While I was aware that the 1960 television production of Gian-Carlo Menotti’s opera The Consul was released on DVD by VAI, I didn’t know until very recently that they also released a 2-CD soundtrack recording of the telecast. A 2-LP original cast album was made by Decca in 1949 and languished in the vaults for many years. The good news, it’s also been made available on CD, in a boxed set including Menotti’s two other operas, The Medium and The Telephone. The bad news – they are not officially remastered by the original recording companies and editorial reviews comment on their lack of good sound quality. (Come on, Decca. Get on the ball!)
As I listened to the stirring, haunting score I read through the brief liner notes and found this recollection of the original show by the star Patricia Neway.
This is what the acclaimed soprano had to say about The Consul:
The experience of preparing and presenting The Consul was unique. The opera was produced on Broadway with the usual schedule of eight performances of a week and was called a musical drama instead of an opera in order not to discourage a broad audience.
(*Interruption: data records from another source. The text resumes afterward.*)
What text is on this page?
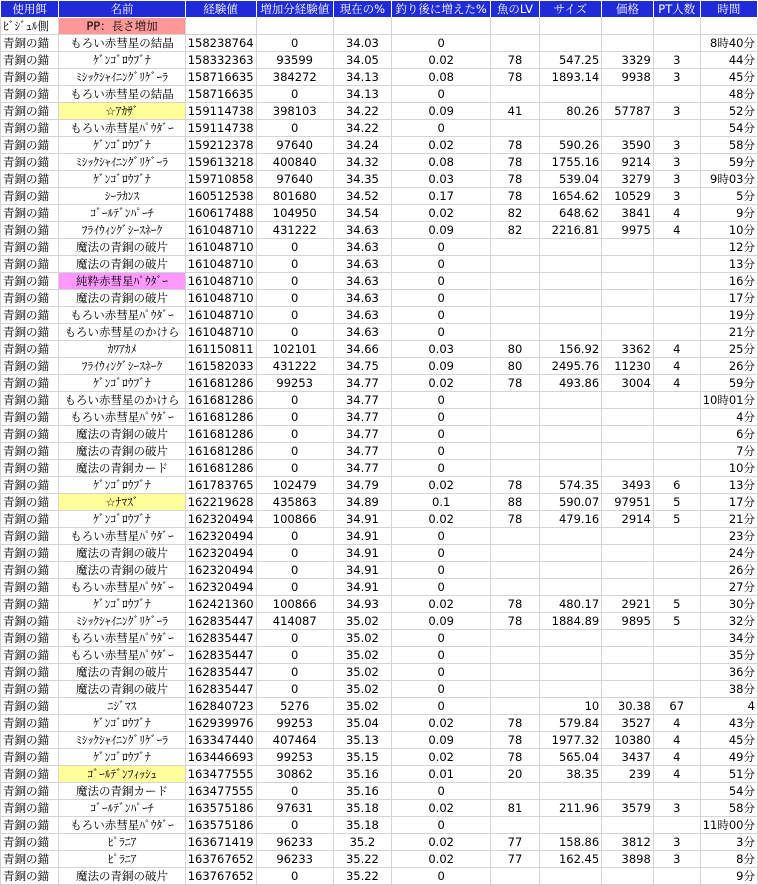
使用餌	名前	経験値	増加分経験値	現在の%	釣り後に増えた%	魚のLV	サイズ	価格	PT人数	時間
ﾋﾞｼﾞｭﾙ側	PP：長さ増加									
青銅の錨	もろい赤彗星の結晶	158238764	0	34.03	0					8時40分
青銅の錨	ｹﾞﾝｺﾞﾛｳﾌﾞﾅ	158332363	93599	34.05	0.02	78	547.25	3329	3	44分
青銅の錨	ﾐｼｯｸｼｬｲﾆﾝｸﾞﾘｹﾞｰﾗ	158716635	384272	34.13	0.08	78	1893.14	9938	3	45分
青銅の錨	もろい赤彗星の結晶	158716635	0	34.13	0					48分
青銅の錨	☆ｱｶｻﾞ	159114738	398103	34.22	0.09	41	80.26	57787	3	52分
青銅の錨	もろい赤彗星ﾊﾟｳﾀﾞｰ	159114738	0	34.22	0					54分
青銅の錨	ｹﾞﾝｺﾞﾛｳﾌﾞﾅ	159212378	97640	34.24	0.02	78	590.26	3590	3	58分
青銅の錨	ﾐｼｯｸｼｬｲﾆﾝｸﾞﾘｹﾞｰﾗ	159613218	400840	34.32	0.08	78	1755.16	9214	3	59分
青銅の錨	ｹﾞﾝｺﾞﾛｳﾌﾞﾅ	159710858	97640	34.35	0.03	78	539.04	3279	3	9時03分
青銅の錨	ｼｰﾗｶﾝｽ	160512538	801680	34.52	0.17	78	1654.62	10529	3	5分
青銅の錨	ｺﾞｰﾙﾃﾞﾝﾊﾟｰﾁ	160617488	104950	34.54	0.02	82	648.62	3841	4	9分
青銅の錨	ﾌﾗｲｳｨﾝｸﾞｼｰｽﾈｰｸ	161048710	431222	34.63	0.09	82	2216.81	9975	4	10分
青銅の錨	魔法の青銅の破片	161048710	0	34.63	0					12分
青銅の錨	魔法の青銅の破片	161048710	0	34.63	0					13分
青銅の錨	純粋赤彗星ﾊﾟｳﾀﾞｰ	161048710	0	34.63	0					16分
青銅の錨	魔法の青銅の破片	161048710	0	34.63	0					17分
青銅の錨	もろい赤彗星ﾊﾟｳﾀﾞｰ	161048710	0	34.63	0					19分
青銅の錨	もろい赤彗星のかけら	161048710	0	34.63	0					21分
青銅の錨	ｶﾜｱｶﾒ	161150811	102101	34.66	0.03	80	156.92	3362	4	25分
青銅の錨	ﾌﾗｲｳｨﾝｸﾞｼｰｽﾈｰｸ	161582033	431222	34.75	0.09	80	2495.76	11230	4	26分
青銅の錨	ｹﾞﾝｺﾞﾛｳﾌﾞﾅ	161681286	99253	34.77	0.02	78	493.86	3004	4	59分
青銅の錨	もろい赤彗星のかけら	161681286	0	34.77	0					10時01分
青銅の錨	もろい赤彗星ﾊﾟｳﾀﾞｰ	161681286	0	34.77	0					4分
青銅の錨	魔法の青銅の破片	161681286	0	34.77	0					6分
青銅の錨	魔法の青銅の破片	161681286	0	34.77	0					7分
青銅の錨	魔法の青銅カード	161681286	0	34.77	0					10分
青銅の錨	ｹﾞﾝｺﾞﾛｳﾌﾞﾅ	161783765	102479	34.79	0.02	78	574.35	3493	6	13分
青銅の錨	☆ﾅﾏｽﾞ	162219628	435863	34.89	0.1	88	590.07	97951	5	17分
青銅の錨	ｹﾞﾝｺﾞﾛｳﾌﾞﾅ	162320494	100866	34.91	0.02	78	479.16	2914	5	21分
青銅の錨	もろい赤彗星ﾊﾟｳﾀﾞｰ	162320494	0	34.91	0					23分
青銅の錨	魔法の青銅の破片	162320494	0	34.91	0					24分
青銅の錨	魔法の青銅の破片	162320494	0	34.91	0					26分
青銅の錨	もろい赤彗星ﾊﾟｳﾀﾞｰ	162320494	0	34.91	0					27分
青銅の錨	ｹﾞﾝｺﾞﾛｳﾌﾞﾅ	162421360	100866	34.93	0.02	78	480.17	2921	5	30分
青銅の錨	ﾐｼｯｸｼｬｲﾆﾝｸﾞﾘｹﾞｰﾗ	162835447	414087	35.02	0.09	78	1884.89	9895	5	32分
青銅の錨	もろい赤彗星ﾊﾟｳﾀﾞｰ	162835447	0	35.02	0					34分
青銅の錨	もろい赤彗星ﾊﾟｳﾀﾞｰ	162835447	0	35.02	0					35分
青銅の錨	魔法の青銅の破片	162835447	0	35.02	0					36分
青銅の錨	魔法の青銅の破片	162835447	0	35.02	0					38分
青銅の錨	ﾆｼﾞﾏｽ	162840723	5276	35.02	0		10	30.38	67	4
青銅の錨	ｹﾞﾝｺﾞﾛｳﾌﾞﾅ	162939976	99253	35.04	0.02	78	579.84	3527	4	43分
青銅の錨	ﾐｼｯｸｼｬｲﾆﾝｸﾞﾘｹﾞｰﾗ	163347440	407464	35.13	0.09	78	1977.32	10380	4	45分
青銅の錨	ｹﾞﾝｺﾞﾛｳﾌﾞﾅ	163446693	99253	35.15	0.02	78	565.04	3437	4	49分
青銅の錨	ｺﾞｰﾙﾃﾞﾝﾌｨｯｼｭ	163477555	30862	35.16	0.01	20	38.35	239	4	51分
青銅の錨	魔法の青銅カード	163477555	0	35.16	0					54分
青銅の錨	ｺﾞｰﾙﾃﾞﾝﾊﾟｰﾁ	163575186	97631	35.18	0.02	81	211.96	3579	3	58分
青銅の錨	もろい赤彗星ﾊﾟｳﾀﾞｰ	163575186	0	35.18	0					11時00分
青銅の錨	ﾋﾟﾗﾆｱ	163671419	96233	35.2	0.02	77	158.86	3812	3	3分
青銅の錨	ﾋﾟﾗﾆｱ	163767652	96233	35.22	0.02	77	162.45	3898	3	8分
青銅の錨	魔法の青銅の破片	163767652	0	35.22	0					9分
After Gian-Carlo chose his singers there were backers’ auditions in which several cast members did scenes without sets or costumes. Guests were invited as prospective backers to the homes of prominent people who hosted the evenings. It was exciting and challenging for all of us. I have one vivid memory – Gian-Carlo handing me a penciled musical manuscript and telling me that I was to sing it at the next backers’ audition two days later. It happened to be at the home of Virgil Thomson, the composer and formidable critic on the Herald Tribune, at his apartment in New York City’s historic Chelsea Hotel. The first line of the manuscript read “To this we’ve come,” Magda’s aria at the end of the second act! I didn’t have time to absorb all that I was dealing with, but when I finished singing it I was trembling from head to toe. It was my first realization of what a powerfully moving role I had been trusted with and what a remarkable work The Consul was.
When we started regular rehearsals with the whole cast, we had the privilege of working with Gian-Carlo as composer and director. It was inspiring to have his genius guiding us. As we got close to opening, my colleagues and I would discuss what we thought was ahead of us. Many thought that we would have an artistic success but only a moderately successful run considering the seriousness of The Consul’s subject matter and its tragic outcome.
On opening night there were no questions anymore. The opera was a phenomenal success – the ovation after Magda’s second act aria seemed to go on forever – the reviews were ecstatic – there were awards and accolades – but most of all there were those people from the audience who came backstage with tear-stained faces to thank me for telling their story. The more we performed The Consul the more I realized it was, above all, a work of enormous compassion and depth.
It is impossible for me to express what a rich experience The Consul has been for me through the years, or to thank Gian-Carlo enough for the privilege of creating his first Magda.
To this day I meet people who saw it and tell me how much The Consul moved them. That generation is passing and I am deeply grateful to VAI for releasing this video so that future generations can experience this enduring work.